Contribution de Nouredine Benferhat – La plupart des gens diraient qu’il suffit de voir la corruption pour l’identifier. Mais le débat sur la meilleure manière de définir le concept aux fins d’analyse doit prendre en charge tous les éléments pour lesquels la corruption se manifeste. L’objectif étant d’identifier l’abus d’une fonction pour l’obtention d’un avantage personnel, en s’intéressant aux processus qui donnent lieu aux différentes formes de corruption et plus particulièrement à celles que la pratique régalienne du pouvoir et les solidarités claniques ont fini par banaliser.
La crédibilité d’une démarche, se réclamant des valeurs de Novembre, doit procéder d’une éthique politique procédant de ces valeurs, c’est-à-dire une transparence des hommes de pouvoir et une dénonciation de ces processus, faute de quoi nous assisterons à une généralisation de la corruption. D’autant que ce phénomène est dû à l’affaiblissement de l’éthique publique, la délégitimation de l’Etat en tant qu’incarnation de l’intérêt général, la dilution des valeurs collectives par la recherche du profit et la défense d’intérêts égoïstes et privés. Bien qu’il n’existe aucun étalon de mesure qui permette d’apprécier l’étendue de la corruption dans notre pays, nous pouvons, à partir de sondages faits dans d’autres pays, essayer de classer son importance dans la vie publique. Dans des pays comme l’Italie, la France et le Japon, 80% des personnes interviewées sont convaincues que «tous les hommes politiques sont corrompus». Il est à noter que ces pays disposent d’institutions et de contre-pouvoirs dissuasifs, ce qui n’est pas encore le cas dans notre espace.
Les limites d’une loi
Pour illustration, nous pouvons citer la loi sur la déclaration du patrimoine des hommes politiques votée par le défunt CNT, laquelle, nous semblait-il, devait traduire la volonté du pouvoir d’assainir la vie publique et de mettre un terme à la permissivité ambiante. L’acharnement de l’establishment à réduire la portée de cette loi en excluant de son champ d’exercice la fortune du conjoint et des enfants est a priori suspect quand on connaît le fonctionnement de notre société et l’organisation de la famille.
La collusion de la classe politique pour dissimuler l’origine des fortunes de ceux qui sont censés représenter le peuple est d’une évidence qui laisse planer un doute légitime et accentue la défiance de la société à leur égard.
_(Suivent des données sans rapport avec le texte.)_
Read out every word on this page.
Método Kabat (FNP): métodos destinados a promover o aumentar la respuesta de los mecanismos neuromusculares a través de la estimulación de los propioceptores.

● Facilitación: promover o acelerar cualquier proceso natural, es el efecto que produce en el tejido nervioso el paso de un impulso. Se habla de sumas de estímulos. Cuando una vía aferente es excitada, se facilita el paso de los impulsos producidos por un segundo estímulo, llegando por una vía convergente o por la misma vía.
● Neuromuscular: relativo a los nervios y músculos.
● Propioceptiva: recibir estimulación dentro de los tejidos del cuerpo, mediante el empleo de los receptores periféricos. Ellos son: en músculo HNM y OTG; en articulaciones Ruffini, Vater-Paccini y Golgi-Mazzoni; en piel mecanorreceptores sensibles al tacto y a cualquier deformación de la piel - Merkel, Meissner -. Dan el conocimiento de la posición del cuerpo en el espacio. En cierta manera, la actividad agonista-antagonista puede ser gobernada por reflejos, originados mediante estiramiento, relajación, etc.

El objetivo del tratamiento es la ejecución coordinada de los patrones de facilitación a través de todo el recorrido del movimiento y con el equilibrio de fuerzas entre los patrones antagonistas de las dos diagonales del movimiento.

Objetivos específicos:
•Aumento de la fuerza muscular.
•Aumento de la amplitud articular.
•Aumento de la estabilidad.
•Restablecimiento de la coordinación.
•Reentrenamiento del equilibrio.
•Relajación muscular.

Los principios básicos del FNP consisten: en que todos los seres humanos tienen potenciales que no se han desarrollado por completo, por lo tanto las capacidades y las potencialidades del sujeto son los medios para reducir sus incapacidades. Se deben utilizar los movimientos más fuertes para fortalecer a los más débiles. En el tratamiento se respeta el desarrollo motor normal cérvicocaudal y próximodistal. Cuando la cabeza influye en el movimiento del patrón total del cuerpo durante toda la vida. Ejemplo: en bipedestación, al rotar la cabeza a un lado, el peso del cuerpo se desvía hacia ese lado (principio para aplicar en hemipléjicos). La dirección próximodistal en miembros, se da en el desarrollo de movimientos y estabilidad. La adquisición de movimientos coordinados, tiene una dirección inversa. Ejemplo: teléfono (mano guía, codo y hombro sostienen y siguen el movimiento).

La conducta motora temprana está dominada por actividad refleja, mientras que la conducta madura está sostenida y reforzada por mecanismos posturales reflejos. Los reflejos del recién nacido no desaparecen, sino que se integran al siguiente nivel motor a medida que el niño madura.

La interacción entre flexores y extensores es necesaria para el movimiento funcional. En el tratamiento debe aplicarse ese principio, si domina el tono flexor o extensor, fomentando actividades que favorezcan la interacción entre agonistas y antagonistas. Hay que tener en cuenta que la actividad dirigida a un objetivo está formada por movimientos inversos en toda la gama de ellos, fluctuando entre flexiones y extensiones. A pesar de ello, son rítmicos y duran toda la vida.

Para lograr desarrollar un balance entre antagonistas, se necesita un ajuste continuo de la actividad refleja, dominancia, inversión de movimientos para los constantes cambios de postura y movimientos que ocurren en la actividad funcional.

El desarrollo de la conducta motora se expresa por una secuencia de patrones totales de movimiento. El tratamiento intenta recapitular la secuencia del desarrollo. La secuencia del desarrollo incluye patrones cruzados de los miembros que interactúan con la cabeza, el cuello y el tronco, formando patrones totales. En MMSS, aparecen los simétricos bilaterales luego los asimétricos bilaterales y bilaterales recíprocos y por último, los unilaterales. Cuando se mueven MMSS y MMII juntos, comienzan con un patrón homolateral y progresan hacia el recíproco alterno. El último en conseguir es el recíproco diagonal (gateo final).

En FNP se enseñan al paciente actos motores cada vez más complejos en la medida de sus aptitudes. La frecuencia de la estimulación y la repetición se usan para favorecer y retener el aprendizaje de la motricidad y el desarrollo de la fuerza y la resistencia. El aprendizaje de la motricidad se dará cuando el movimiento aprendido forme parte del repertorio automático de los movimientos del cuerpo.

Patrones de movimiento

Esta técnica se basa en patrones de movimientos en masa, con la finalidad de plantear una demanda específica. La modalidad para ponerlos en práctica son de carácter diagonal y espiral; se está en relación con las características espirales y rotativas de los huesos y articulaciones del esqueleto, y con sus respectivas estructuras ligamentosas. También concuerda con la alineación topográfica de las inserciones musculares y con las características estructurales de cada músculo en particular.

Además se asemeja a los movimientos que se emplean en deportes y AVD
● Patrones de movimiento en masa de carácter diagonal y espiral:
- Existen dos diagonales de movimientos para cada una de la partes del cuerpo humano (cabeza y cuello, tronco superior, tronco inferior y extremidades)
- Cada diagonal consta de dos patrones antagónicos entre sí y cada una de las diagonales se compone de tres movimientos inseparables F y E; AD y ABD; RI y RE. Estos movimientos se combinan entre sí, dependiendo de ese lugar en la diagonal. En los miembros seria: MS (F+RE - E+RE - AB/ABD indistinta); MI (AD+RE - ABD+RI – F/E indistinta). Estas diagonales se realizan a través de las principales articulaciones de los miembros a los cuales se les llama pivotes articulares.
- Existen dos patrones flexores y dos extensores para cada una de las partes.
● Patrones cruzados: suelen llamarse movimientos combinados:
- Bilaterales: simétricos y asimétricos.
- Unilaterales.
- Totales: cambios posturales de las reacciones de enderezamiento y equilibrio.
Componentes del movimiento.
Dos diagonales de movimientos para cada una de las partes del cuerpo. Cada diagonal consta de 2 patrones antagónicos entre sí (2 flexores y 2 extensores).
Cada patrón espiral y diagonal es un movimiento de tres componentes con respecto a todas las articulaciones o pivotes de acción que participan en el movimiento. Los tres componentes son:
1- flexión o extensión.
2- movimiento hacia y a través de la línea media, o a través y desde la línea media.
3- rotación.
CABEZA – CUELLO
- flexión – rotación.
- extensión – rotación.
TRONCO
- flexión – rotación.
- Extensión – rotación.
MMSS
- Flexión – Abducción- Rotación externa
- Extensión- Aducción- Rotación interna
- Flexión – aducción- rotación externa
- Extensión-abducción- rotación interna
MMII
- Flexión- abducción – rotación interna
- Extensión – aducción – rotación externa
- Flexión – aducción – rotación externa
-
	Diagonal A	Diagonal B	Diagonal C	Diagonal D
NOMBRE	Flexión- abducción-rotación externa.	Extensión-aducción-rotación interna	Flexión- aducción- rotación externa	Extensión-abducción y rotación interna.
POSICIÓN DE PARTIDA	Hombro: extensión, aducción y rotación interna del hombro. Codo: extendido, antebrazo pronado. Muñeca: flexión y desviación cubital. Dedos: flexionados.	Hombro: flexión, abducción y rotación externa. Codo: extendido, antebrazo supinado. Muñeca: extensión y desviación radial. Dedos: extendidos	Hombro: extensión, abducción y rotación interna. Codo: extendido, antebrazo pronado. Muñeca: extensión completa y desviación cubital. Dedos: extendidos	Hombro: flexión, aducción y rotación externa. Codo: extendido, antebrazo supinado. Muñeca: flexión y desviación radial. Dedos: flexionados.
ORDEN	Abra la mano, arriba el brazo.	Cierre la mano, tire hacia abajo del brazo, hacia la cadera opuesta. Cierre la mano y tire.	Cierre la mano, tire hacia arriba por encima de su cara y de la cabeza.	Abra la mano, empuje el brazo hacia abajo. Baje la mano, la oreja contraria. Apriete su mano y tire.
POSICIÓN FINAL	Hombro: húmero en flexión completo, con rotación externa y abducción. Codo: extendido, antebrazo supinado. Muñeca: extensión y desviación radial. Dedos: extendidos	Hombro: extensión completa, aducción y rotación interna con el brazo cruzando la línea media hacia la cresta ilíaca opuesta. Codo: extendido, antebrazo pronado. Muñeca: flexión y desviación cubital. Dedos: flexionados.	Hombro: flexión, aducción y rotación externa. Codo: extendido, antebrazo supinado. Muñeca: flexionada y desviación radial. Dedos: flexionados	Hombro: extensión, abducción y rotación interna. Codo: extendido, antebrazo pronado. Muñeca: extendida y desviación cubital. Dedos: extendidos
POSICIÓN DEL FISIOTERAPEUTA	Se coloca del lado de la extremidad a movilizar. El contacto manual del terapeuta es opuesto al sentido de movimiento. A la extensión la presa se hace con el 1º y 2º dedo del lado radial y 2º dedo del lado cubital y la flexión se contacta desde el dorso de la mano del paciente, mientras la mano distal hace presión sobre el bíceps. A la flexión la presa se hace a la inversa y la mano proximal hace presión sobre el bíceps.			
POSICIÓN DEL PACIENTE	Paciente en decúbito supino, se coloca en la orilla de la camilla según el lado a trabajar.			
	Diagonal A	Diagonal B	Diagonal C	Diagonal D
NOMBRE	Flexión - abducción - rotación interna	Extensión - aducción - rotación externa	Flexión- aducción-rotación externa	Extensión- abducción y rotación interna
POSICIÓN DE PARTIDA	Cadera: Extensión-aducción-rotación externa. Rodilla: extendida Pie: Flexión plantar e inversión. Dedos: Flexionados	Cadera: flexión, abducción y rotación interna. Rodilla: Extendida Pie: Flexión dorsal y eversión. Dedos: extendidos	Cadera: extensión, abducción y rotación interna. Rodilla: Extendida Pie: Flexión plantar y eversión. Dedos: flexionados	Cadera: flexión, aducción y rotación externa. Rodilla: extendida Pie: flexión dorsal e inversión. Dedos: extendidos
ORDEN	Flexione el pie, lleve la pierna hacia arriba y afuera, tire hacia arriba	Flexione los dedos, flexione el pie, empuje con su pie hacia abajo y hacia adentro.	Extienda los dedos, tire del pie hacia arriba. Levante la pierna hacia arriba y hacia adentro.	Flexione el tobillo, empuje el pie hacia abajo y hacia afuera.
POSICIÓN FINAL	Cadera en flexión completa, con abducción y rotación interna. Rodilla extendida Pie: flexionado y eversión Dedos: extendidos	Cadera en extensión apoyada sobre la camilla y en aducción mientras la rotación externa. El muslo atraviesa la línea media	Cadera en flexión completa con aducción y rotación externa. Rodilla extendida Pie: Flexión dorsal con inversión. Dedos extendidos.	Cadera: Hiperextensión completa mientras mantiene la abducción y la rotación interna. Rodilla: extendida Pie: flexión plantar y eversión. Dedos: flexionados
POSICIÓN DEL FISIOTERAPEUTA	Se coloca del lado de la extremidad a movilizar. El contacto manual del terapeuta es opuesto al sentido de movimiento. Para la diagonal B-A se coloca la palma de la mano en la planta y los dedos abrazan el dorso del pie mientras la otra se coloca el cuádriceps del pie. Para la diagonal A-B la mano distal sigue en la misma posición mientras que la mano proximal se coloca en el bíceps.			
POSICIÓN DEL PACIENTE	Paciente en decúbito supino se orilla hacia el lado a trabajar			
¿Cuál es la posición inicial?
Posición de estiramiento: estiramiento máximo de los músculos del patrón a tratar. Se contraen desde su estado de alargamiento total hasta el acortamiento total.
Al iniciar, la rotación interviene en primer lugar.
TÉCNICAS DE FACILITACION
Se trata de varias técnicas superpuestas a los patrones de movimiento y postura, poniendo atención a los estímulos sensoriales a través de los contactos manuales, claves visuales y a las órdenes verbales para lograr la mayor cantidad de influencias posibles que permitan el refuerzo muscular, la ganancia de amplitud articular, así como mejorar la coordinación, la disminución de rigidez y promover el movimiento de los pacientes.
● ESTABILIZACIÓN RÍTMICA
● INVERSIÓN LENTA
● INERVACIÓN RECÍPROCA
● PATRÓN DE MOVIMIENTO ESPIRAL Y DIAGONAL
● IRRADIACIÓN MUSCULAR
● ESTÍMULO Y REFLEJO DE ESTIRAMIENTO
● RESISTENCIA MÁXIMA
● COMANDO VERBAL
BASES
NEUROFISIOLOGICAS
D’autant que tous les hommes qui ont exercé un pouvoir, et ceci est à l’honneur de l’Algérie, sont issus de milieux n’ayant pas possédé de fortune. Très rares sont ceux qui ont épousé un ou plusieurs conjoints fortunés. Quant aux descendants, ils paraissent jeunes pour avoir constitué un patrimoine.
Ces indices éclairent sur les mœurs politiques aussi bien que le meilleur des sondages et démontrent les limites de la classe politique quant à sa réelle intention de livrer la lutte à la corruption. Si la corruption fait scandale, c’est qu’un pays sait distinguer la chose publique des affaires privées. Dans le cas contraire, c’est la descente aux enfers vers la désocialisation d’une population atteinte dans son affect.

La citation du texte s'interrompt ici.